Foto: Arquivo pessoal

*Juliana Melo

Quando as crianças eram bem pequenas, passei uma fase evitando viajar. Sentia necessidade de experimentar nas férias um dia a dia mais calmo, sem rotina, sem cobranças.

Tenho uma certa proximidade com as tartarugas, mais pelo andar vagaroso, como que apreciando cada passo, do que pelo fato de andar com a casa nas costas.

E quando se tem duas crianças pequenas com pouco mais de dois anos de diferença viajar significa colocar a casa nas costas. Viagem pra mim era sinônimo de cansaço e estresse.

Comecei também a questionar o porquê dessa nossa necessidade de conhecer novos lugares nas férias. Sentia como se fosse uma fuga de uma rotina sem sentido. E pra mim fazia mais sentido criar uma rotina em que eu me sentisse plena do que estabelecer alguns dias no ano pra me sentir assim.

No entanto, os filhos crescem, aprendem a se arrumar sozinhos, a arrumar sua própria bagagem. E também nos fazem rever pontos de vista, fazendo-nos olhar pras nossas questões com as lentes do amor. Aos poucos, foi ficando mais fácil e gostoso viajar.

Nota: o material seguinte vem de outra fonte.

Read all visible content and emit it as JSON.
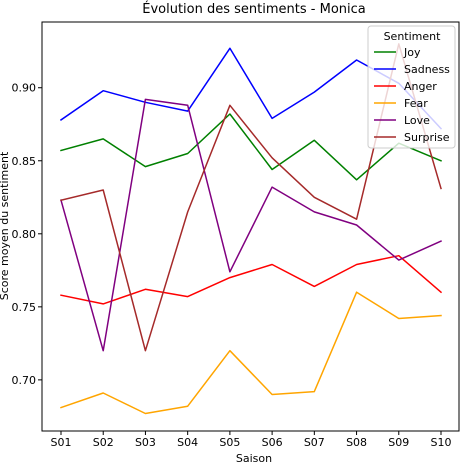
{
  "chart_data": {
    "type": "line",
    "title": "Évolution des sentiments - Monica",
    "xlabel": "Saison",
    "ylabel": "Score moyen du sentiment",
    "categories": [
      "S01",
      "S02",
      "S03",
      "S04",
      "S05",
      "S06",
      "S07",
      "S08",
      "S09",
      "S10"
    ],
    "ylim": [
      0.665,
      0.945
    ],
    "yticks": [
      0.7,
      0.75,
      0.8,
      0.85,
      0.9
    ],
    "ytick_labels": [
      "0.70",
      "0.75",
      "0.80",
      "0.85",
      "0.90"
    ],
    "grid": false,
    "legend": {
      "title": "Sentiment",
      "placement": "top-right"
    },
    "series": [
      {
        "name": "Joy",
        "color": "#008000",
        "values": [
          0.857,
          0.865,
          0.846,
          0.855,
          0.882,
          0.844,
          0.864,
          0.837,
          0.862,
          0.85
        ]
      },
      {
        "name": "Sadness",
        "color": "#0000ff",
        "values": [
          0.878,
          0.898,
          0.89,
          0.884,
          0.927,
          0.879,
          0.897,
          0.919,
          0.903,
          0.872
        ]
      },
      {
        "name": "Anger",
        "color": "#ff0000",
        "values": [
          0.758,
          0.752,
          0.762,
          0.757,
          0.77,
          0.779,
          0.764,
          0.779,
          0.785,
          0.76
        ]
      },
      {
        "name": "Fear",
        "color": "#ffa500",
        "values": [
          0.681,
          0.691,
          0.677,
          0.682,
          0.72,
          0.69,
          0.692,
          0.76,
          0.742,
          0.744
        ]
      },
      {
        "name": "Love",
        "color": "#800080",
        "values": [
          0.823,
          0.72,
          0.892,
          0.888,
          0.774,
          0.832,
          0.815,
          0.806,
          0.782,
          0.795
        ]
      },
      {
        "name": "Surprise",
        "color": "#a52a2a",
        "values": [
          0.823,
          0.83,
          0.72,
          0.815,
          0.888,
          0.852,
          0.825,
          0.81,
          0.93,
          0.831
        ]
      }
    ]
  }
}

Planejávamos as férias. Percebi que era tempo de ampliar horizontes. Ano de Júpiter em Sagitário pede viagem longa. Decidimos ir a Portugal e a Disneylandia Paris (uma dívida com meu filho, já que a minha filha já havia ido a Orlando).

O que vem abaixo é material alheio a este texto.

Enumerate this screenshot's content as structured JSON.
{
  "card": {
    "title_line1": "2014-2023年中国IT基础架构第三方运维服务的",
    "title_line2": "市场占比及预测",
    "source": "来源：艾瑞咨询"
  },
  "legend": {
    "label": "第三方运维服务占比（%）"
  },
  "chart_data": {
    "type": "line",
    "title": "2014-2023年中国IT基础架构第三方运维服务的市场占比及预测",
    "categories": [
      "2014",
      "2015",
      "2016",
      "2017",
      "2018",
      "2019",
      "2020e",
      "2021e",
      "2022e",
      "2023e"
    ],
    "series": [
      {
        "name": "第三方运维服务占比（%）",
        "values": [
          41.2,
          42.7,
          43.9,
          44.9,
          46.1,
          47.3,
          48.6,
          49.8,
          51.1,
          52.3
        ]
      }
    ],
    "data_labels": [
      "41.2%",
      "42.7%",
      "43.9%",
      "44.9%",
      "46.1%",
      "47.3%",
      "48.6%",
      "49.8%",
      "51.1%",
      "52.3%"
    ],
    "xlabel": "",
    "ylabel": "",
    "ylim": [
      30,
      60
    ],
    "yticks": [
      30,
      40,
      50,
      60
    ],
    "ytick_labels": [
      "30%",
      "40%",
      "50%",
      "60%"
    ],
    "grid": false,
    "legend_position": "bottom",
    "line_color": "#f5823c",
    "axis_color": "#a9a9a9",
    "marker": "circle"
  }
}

Mas dentro da minha cabeça que questiona o mundo pronto, me perguntava a todo momento: por que viajamos? Por que essa necessidade de conhecer mundos novos, novas cores e sabores?

E as respostas foram chegando. Percebi que a questão não era a viagem em si, mas o sentido que damos a ela. À medida que traçávamos roteiros que respeitavam nosso tempo e interesse, muito mais do que aquelas “dicas de passeios imperdíveis”, honrávamos a nossa natureza, respeitávamos a nossa individualidade e nosso mundo próprio, tão rico e cheio de variáveis.

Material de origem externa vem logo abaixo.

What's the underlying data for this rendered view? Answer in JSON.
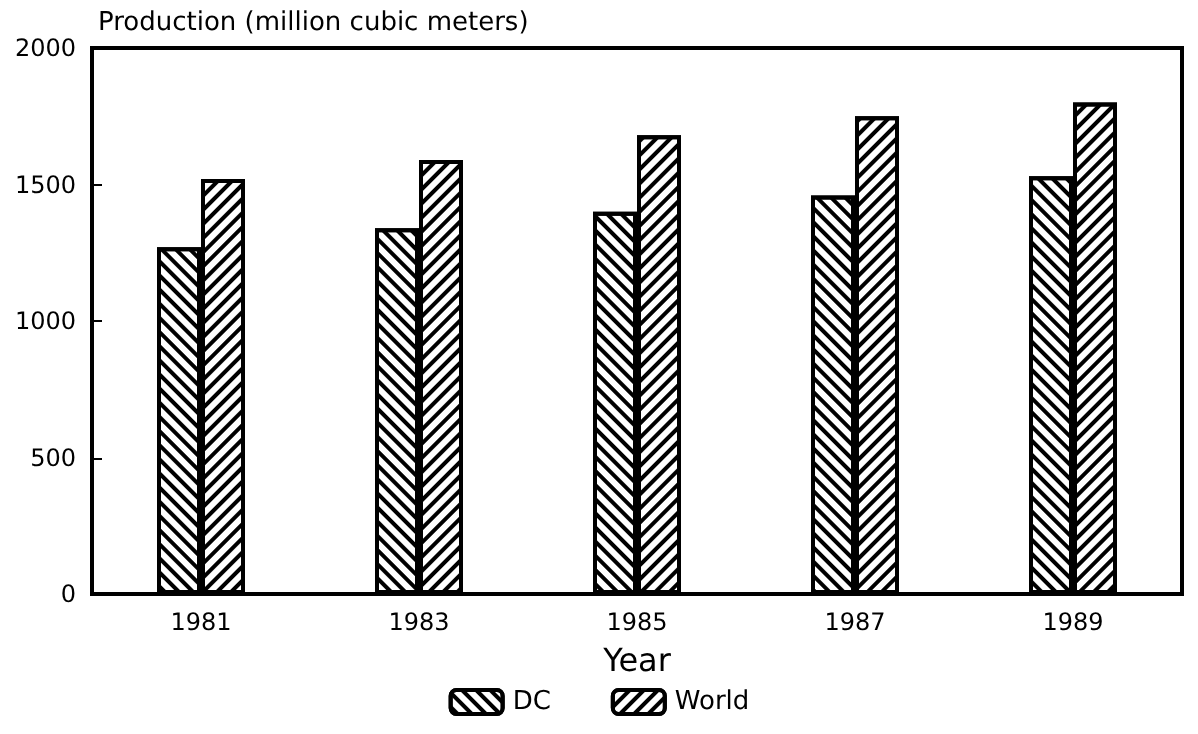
{
  "chart_data": {
    "type": "bar",
    "ylabel": "Production (million cubic meters)",
    "xlabel": "Year",
    "categories": [
      "1981",
      "1983",
      "1985",
      "1987",
      "1989"
    ],
    "series": [
      {
        "name": "DC",
        "color": "#000000",
        "values": [
          1270,
          1340,
          1400,
          1460,
          1530
        ]
      },
      {
        "name": "World",
        "color": "#000000",
        "values": [
          1520,
          1590,
          1680,
          1750,
          1800
        ]
      }
    ],
    "ylim": [
      0,
      2000
    ],
    "yticks": [
      0,
      500,
      1000,
      1500,
      2000
    ],
    "grid": false,
    "legend": "bottom"
  }
}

Viajar pode ser um profundo processo de autoconhecimento se assim permitimos que seja. E aí é até possível o improvável: ouvir de uma criança que preferiu Portugal à Disney Paris.

*Juliana Melo é servidora pública, mãe, esposa, filha, mas entende que, à parte de todas essas identidades, é apenas um ser em busca de sentido.